Earthly matters: 2013 — Not a good year for the climate
The year 2013 was an important and worrying one when it comes to climate change, because the UN’s global body of scientists who collaborate on the Intergovernmental Panel on Climate Change (IPCC) told us clearly in a report that was released at the end of September that global warming today is the result of human activities.
The first part of the IPCC’s Fifth Assessment Report, which examines the physics of climate change, told us that: “It is extremely likely (95 per cent confidence) that human influence on climate caused more than half of the observed increase in global average surface temperature from 1951-2010.”
The report noted that continued greenhouse gas emissions (mainly carbon dioxide, methane and nitrous oxide) would cause further changes to our climate system. According to the IPCC, extreme weather events like storms, floods and droughts are to become the “new normal”; and it is already happening. This summer heavy monsoon rains triggered major floods yet again in Pakistan. East Africa is currently suffering from the worst drought to hit the region in 60 years. Two months ago, Typhoon Haiyan devastated the Philippines and this Christmas, half a million people in the US and Canada were without power due to a severe ice storm. The UK is currently bracing itself for more winter storms and floods.
It is evident today that our use of hydrocarbon fuels (oil, coal, gas) since the middle of the 18th century has cost us dearly. The greenhouse gases released by the burning of these fuels have been trapped in our atmosphere. They have formed a blanket around the planet, causing global average temperatures to rise. Scientists tell us the thicker the blanket, the higher the temperature rise. According to climate expert and retired Indian ambassador C. Dasgupta who spoke at an India-Pakistan dialogue on Energy and Climate Change held this month in Islamabad, “Irrespective of where they occur (greenhouse gases), the impacts are being felt all over the world”. Super storms like Hurricane Sandy and Typhoon Haiyan are indeed becoming the new norm.
“What the world needs is an international agreement to address the issue, under the unifying principle that those responsible should clear it up. In the UN Framework Convention on Climate Change or UNFCCC (signed by over 192 countries of the world), you have the important principle of Common But Differentiated Responsibility,” he explained to an audience of students, journalists and climate specialists at the dialogue organised by the Heinrich Boll Foundation and the Sustainable Development Policy Institute (SDPI). But rich countries no longer want to shoulder the responsibility of having caused climate change in the first place through the industrial revolution. “While developing countries want enhanced implementation of existing commitments and agreements (Kyoto Protocol, etc), developed countries want new agreements in which responsibility will not figure.

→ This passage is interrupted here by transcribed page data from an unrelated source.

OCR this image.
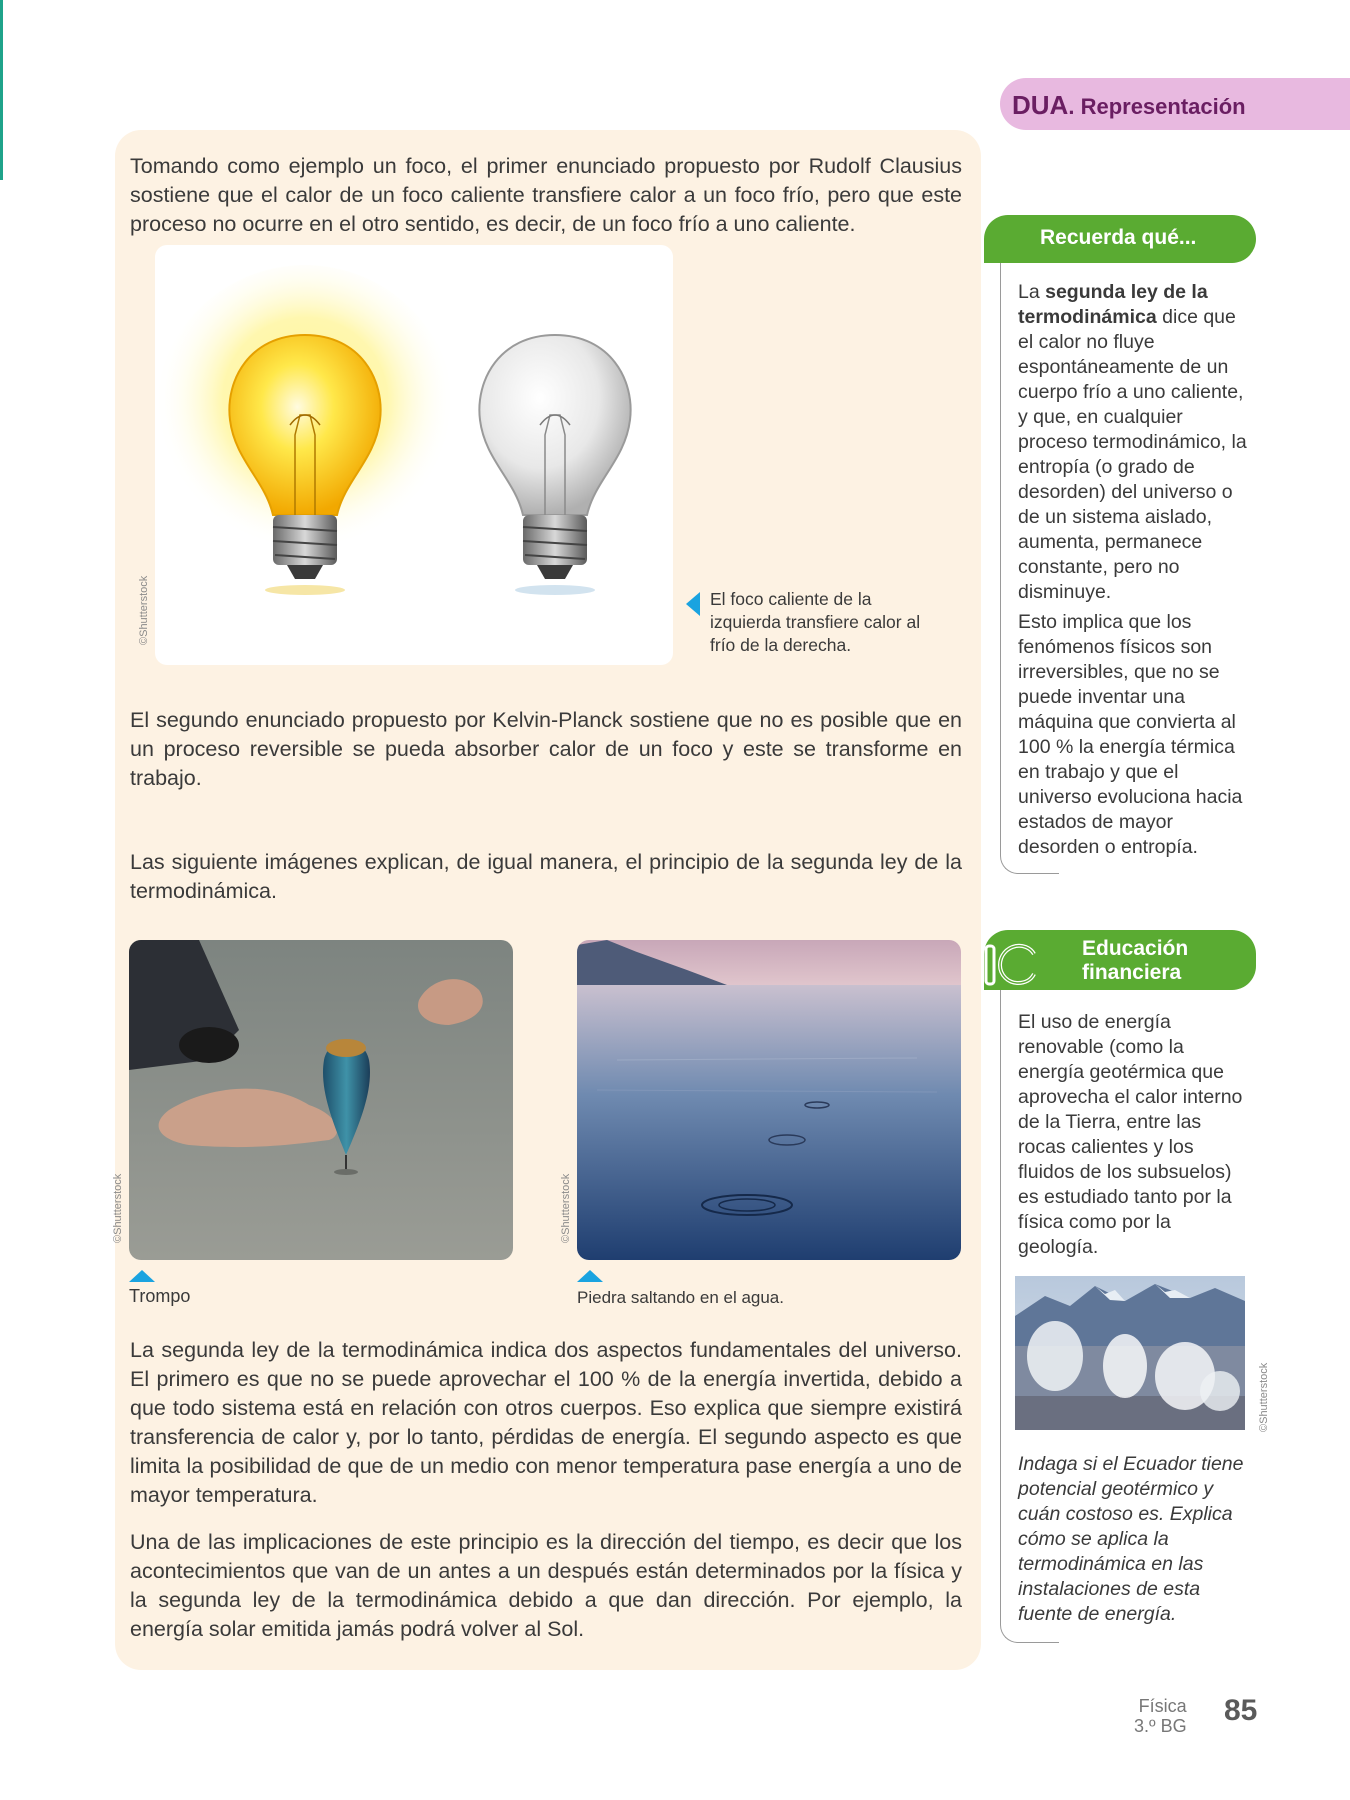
DUA. Representación

Tomando como ejemplo un foco, el primer enunciado propuesto por Rudolf Clausius sostiene que el calor de un foco caliente transfiere calor a un foco frío, pero que este proceso no ocurre en el otro sentido, es decir, de un foco frío a uno caliente.

©Shutterstock	El foco caliente de la izquierda transfiere calor al frío de la derecha.

El segundo enunciado propuesto por Kelvin-Planck sostiene que no es posible que en un proceso reversible se pueda absorber calor de un foco y este se transforme en trabajo.

Las siguiente imágenes explican, de igual manera, el principio de la segunda ley de la termodinámica.

©Shutterstock
Trompo
©Shutterstock
Piedra saltando en el agua.

La segunda ley de la termodinámica indica dos aspectos fundamentales del universo. El primero es que no se puede aprovechar el 100 % de la energía invertida, debido a que todo sistema está en relación con otros cuerpos. Eso explica que siempre existirá transferencia de calor y, por lo tanto, pérdidas de energía. El segundo aspecto es que limita la posibilidad de que de un medio con menor temperatura pase energía a uno de mayor temperatura.

Una de las implicaciones de este principio es la dirección del tiempo, es decir que los acontecimientos que van de un antes a un después están determinados por la física y la segunda ley de la termodinámica debido a que dan dirección. Por ejemplo, la energía solar emitida jamás podrá volver al Sol.

Recuerda qué...

La segunda ley de la termodinámica dice que el calor no fluye espontáneamente de un cuerpo frío a uno caliente, y que, en cualquier proceso termodinámico, la entropía (o grado de desorden) del universo o de un sistema aislado, aumenta, permanece constante, pero no disminuye.

Esto implica que los fenómenos físicos son irreversibles, que no se puede inventar una máquina que convierta al 100 % la energía térmica en trabajo y que el universo evoluciona hacia estados de mayor desorden o entropía.

Educación
financiera

El uso de energía renovable (como la energía geotérmica que aprovecha el calor interno de la Tierra, entre las rocas calientes y los fluidos de los subsuelos) es estudiado tanto por la física como por la geología.

©Shutterstock

Indaga si el Ecuador tiene potencial geotérmico y cuán costoso es. Explica cómo se aplica la termodinámica en las instalaciones de esta fuente de energía.

Física
3.º BG 85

“Pakistan and India share a common interest in that they both recognise the principle of Common But Differentiated Responsibility, otherwise an unfair cost is shifted onto our shoulders which would be a major setback for us.” He called for India and Pakistan to cooperate closely during the global climate change negotiations, which have currently stalled. The UN Climate Change Conference 2013 was held in Warsaw in Poland this November and the outcome was not promising. The conference was supposed to provide a road map to a global agreement to be signed in 2015, but instead rich countries like Australia, Canada and Japan started back tracking out of their commitments (to cut carbon dioxide emissions). The $30 billion promised by rich countries as climate finance to help developing countries in Copenhagen are not exactly new and additional funds; and we are nowhere close to seeing the $100bn pledged by 2020. The mechanism of “loss and damage” introduced by developing countries to protect themselves from future climate related disasters was not welcomed by rich countries.
According to climate expert Harjeet Singh of Action Aid India who attended the Warsaw conference, “some countries were not allowing the discussions to happen and the US, Norway and the European Union were not engaging constructively; so the civil society members decided to walk out during the second week of the conference”. Around 800 people belonging to well known green organisations like WWF, Greenpeace and Oxfam walked out in protest, pointing out that with only two years to go, nothing was happening on the ground. “We want to bring the soul back to these negotiations, which are to continue in Peru in 2014 and France in 2015,” explained Harjeet. “We were not walking away, but walking out … in Poland nothing positive was happening so we decided to put pressure.”
Pakistani climate expert and retired ambassador, Shafqat Kakakhel, pointed out that “We need to resuscitate the spirit of Rio (the successful Earth Summit of 1992); we need to go back to the drawing board and restore the principles of Rio (when the UNFCCC was first signed) … the G-77 (group of developing countries of which India and Pakistan are both members) needs to negotiate a better deal”.
The future outlook does indeed look bleak for developing countries since the principle of equity has more or less been abandoned for now. According to sustainable development specialist Dr Tariq Banuri (who founded the SDPI), “we need to come together as a region and advance the issues at the global level. We need to participate in the global process with clear understanding of local realities”.